Falando da natureza de vaivém da luta, Maksim disse: “Nós os empurramos para trás, eles nos empurram para trás, nós os empurramos, eles nos empurram e assim por diante”, acrescentando: “Eles tiveram muito tempo para cavar”.
Os soldados disseram em entrevistas que o progresso lento era esperado, dados os campos minados, trincheiras e campo aberto.
Diferentemente das unidades recém-treinadas e equipadas despachadas especificamente para a contraofensiva, a 110ª Brigada de Defesa Territorial vem combatendo no sul há mais de um ano.
Um soldado da brigada que se identificou como sargento Igor disse que sua unidade tem se arrastado para a segurança relativa das linhas de árvores entre os campos para atacar as trincheiras russas, movendo-se em pequenas rajadas de algumas dezenas ou centenas de metros de cada vez. Esses avanços lentos eram preferíveis a ataques generalizados, disse ele.
“Temos que avançar aos poucos, com infantaria, e quebrar a resistência deles dessa maneira”, disse Igor. “Rastejar para frente, combatê-los e depois nos protegermos de novo.”
Segundo o sargento ucraniano, é preciso tempo para os soldados treinados pelos aliados ocidentais de Kiev se tornarem hábeis no combate travado nos campos abertos.
Soldados posicionados na área desenvolvem um ouvido afinado para os assobios e estrondos da artilharia de entrada e saída, disse ele, acrescentando: “Você ouve e deve entender em um segundo se deve se jogar no chão ou não”.

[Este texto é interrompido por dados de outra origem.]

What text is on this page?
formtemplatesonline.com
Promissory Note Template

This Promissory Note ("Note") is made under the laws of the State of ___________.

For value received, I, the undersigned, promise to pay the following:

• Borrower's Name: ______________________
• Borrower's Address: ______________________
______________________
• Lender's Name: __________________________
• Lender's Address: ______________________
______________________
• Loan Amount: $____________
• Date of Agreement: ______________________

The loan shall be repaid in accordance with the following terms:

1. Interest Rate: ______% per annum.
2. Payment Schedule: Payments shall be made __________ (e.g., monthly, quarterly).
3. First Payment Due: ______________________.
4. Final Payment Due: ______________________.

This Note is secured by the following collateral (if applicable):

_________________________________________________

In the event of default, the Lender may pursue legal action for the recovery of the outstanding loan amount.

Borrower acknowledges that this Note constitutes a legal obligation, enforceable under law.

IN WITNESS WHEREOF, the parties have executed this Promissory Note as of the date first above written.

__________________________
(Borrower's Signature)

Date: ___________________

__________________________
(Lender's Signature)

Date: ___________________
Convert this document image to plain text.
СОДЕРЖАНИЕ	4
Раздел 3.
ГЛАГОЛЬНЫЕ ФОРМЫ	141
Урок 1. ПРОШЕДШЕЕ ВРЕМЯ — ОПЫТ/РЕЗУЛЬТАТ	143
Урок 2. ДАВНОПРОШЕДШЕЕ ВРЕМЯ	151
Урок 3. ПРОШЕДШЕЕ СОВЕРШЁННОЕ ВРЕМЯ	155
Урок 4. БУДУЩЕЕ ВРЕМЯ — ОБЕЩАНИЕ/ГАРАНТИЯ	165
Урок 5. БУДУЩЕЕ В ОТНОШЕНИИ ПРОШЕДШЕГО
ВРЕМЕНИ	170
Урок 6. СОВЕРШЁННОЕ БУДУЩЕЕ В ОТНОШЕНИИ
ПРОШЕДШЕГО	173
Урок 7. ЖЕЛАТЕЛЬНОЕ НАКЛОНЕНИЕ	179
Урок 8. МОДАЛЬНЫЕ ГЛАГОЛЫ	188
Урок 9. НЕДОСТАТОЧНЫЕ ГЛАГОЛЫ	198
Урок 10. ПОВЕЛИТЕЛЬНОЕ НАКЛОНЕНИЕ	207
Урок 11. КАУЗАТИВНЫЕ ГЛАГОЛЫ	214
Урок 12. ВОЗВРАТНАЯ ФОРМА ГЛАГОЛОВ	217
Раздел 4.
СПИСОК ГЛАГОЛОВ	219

Os soldados devem se preparar para manobrar nas trincheiras e disparar suas armas contra as tropas inimigas que se aproximam em um ataque, mesmo que as balas estejam passando por cima.
“O treinamento no exterior não é o mesmo que o combate real”, disse ele. “Eles estão ganhando experiência de combate agora”, acrescentou Igor. Autoridades americanas disseram que os comandantes ucranianos estão reavaliando as táticas após o início lento da ofensiva e as incursões dos soldados em campos minados.
Igor também diz que os recrutas novatos ficam desmoralizados quando seus colegas ficam feridos ou morrem. “O moral deles é afetado em pouco tempo.” “Os soldados vão aprender”, acrescenta. “É complicado. E está indo devagar. Mas o importante é que está indo.”